In later sections of the piece, the performers (Caroline Liffmann, Tanya Podlozniuk, and Jennifer McLeish-Lewis) are more human. They make fishy-kissy noises, compete at a beach carnival (where the contest involves holding head-sized inflatable balls painted with a man’s face between their naked legs), and speak. Near the end, Podlozniuk has an extended conversation with one of the ball-heads, which descends from the ceiling on a wire.  The spoken language plays with tone shifts and repurposing, and is often very funny, but the movement introduced at the beginning continues to resonate throughout the piece and is never overshadowed by language.
 
My favorite poetry professor teaches that poetry acts on us through our intellects (with ideas and images) and through our animal bodies (with rhythms and sounds).  How much more is this true of contemporary dance, whose language can be visual, kinetic, musical, and alphabetical. In the talkback, Brett said that she thinks that, theatrical or not, it is all dance, as long as it comes through the body and is sourced in the body.  This piece reminds me how clever, unexpected, and wise that body’s ideas can be. Brett uses the resources of the postmodern stage to create a layered, evocative, witty piece of art. She opens up the myth of the mermaid with physically expressed questions about the lines between human and inhuman, male and female, impassivity and desire.  In this piece about seduction (among other things), the performers had me from beginning to end.

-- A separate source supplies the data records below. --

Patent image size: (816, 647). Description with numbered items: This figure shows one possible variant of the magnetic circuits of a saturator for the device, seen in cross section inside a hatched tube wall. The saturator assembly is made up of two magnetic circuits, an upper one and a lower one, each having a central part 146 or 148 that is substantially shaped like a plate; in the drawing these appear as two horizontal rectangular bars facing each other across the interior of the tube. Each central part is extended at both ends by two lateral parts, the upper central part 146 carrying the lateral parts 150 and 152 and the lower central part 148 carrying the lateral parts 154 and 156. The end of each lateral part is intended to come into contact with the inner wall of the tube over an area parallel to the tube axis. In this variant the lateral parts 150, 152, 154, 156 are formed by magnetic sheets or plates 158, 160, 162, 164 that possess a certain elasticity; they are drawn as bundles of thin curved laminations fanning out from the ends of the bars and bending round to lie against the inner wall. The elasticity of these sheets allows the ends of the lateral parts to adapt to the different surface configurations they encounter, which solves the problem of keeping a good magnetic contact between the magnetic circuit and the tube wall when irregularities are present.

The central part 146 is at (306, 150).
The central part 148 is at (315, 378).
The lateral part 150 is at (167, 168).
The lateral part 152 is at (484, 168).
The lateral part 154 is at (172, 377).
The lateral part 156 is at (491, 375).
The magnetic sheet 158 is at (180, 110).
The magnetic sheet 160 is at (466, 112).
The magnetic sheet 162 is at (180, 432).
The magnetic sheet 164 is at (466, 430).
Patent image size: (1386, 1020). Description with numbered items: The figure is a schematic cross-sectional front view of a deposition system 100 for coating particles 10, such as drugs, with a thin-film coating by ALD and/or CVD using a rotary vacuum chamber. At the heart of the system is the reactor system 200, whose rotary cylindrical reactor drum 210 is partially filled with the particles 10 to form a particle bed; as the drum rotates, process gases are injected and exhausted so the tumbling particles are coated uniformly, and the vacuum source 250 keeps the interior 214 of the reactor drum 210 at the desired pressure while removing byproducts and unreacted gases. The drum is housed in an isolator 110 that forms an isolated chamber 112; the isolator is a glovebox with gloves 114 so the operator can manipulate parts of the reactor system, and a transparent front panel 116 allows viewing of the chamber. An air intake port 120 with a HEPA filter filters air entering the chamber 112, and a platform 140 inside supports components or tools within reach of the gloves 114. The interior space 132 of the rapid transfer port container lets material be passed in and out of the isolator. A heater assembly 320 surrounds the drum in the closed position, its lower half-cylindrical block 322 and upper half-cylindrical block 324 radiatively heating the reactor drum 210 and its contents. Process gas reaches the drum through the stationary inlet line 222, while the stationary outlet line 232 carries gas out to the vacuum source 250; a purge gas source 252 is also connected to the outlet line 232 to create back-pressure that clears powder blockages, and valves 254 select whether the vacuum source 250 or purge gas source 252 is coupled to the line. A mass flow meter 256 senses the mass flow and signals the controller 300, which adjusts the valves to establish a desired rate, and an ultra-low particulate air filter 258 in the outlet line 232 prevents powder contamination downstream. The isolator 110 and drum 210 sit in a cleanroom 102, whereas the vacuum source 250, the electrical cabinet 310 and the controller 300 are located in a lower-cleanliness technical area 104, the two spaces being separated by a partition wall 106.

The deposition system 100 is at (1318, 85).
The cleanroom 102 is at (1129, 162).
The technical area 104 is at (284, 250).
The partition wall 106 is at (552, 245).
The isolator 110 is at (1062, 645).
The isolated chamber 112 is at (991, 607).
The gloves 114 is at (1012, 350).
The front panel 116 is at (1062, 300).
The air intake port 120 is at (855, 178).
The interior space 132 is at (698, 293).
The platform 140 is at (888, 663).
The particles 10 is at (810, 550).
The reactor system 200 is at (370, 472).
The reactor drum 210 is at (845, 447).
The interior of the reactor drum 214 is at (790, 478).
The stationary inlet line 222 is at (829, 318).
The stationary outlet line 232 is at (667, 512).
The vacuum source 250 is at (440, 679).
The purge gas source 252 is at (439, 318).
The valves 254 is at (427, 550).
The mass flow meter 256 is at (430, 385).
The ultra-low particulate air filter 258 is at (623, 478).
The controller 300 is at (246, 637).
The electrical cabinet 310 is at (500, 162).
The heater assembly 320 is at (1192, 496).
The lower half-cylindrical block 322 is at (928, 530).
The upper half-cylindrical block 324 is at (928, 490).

Sold Doubt, choreographed by Josh Beamish and presented by MOVE: the company, is all based on the songs, merchandizing, fan sites, and videos of the pop group No Doubt.  The excerpt opens with an energetic, lyrical duet between two men dressed alike. In a follow-up scene, a woman in a buttercup-yellow dress moves awkwardly across the stage, posing and saying narcissistic things. Another vignette shows a woman in a green shirt dancing to a song about feelings and loneliness. In the ending section a performer parodying Gwen Stefani gets laughs from the audience with her off-beat presence and her recontextualizing of the line, “I’m the kind of girl who hangs with the boys.” 

In the talkback, Beamish said that he is trying to appeal to new audiences with this piece, and the program notes state the aim of studying “the presence of lyrical melodies within pop culture and of the enormous influence pop culture has on our daily lives.” Beautifully danced, sung, and otherwise put in motion by a talented group of  performers (Lara Barclay, Josh Beamish, Heather Dotto, Mackenzie Green-Dusterbeck, Angel Jutzi, Simone Orlando and Gavin Stewart), Beamish’s piece offers an opportunity to explicitly consider how pop music (with attendant dancing and videos) does or should participate in the tradition of dance-as-art.

Dance in Vancouver, Program Three, performed on Oct 16, 2009, no remaining performances.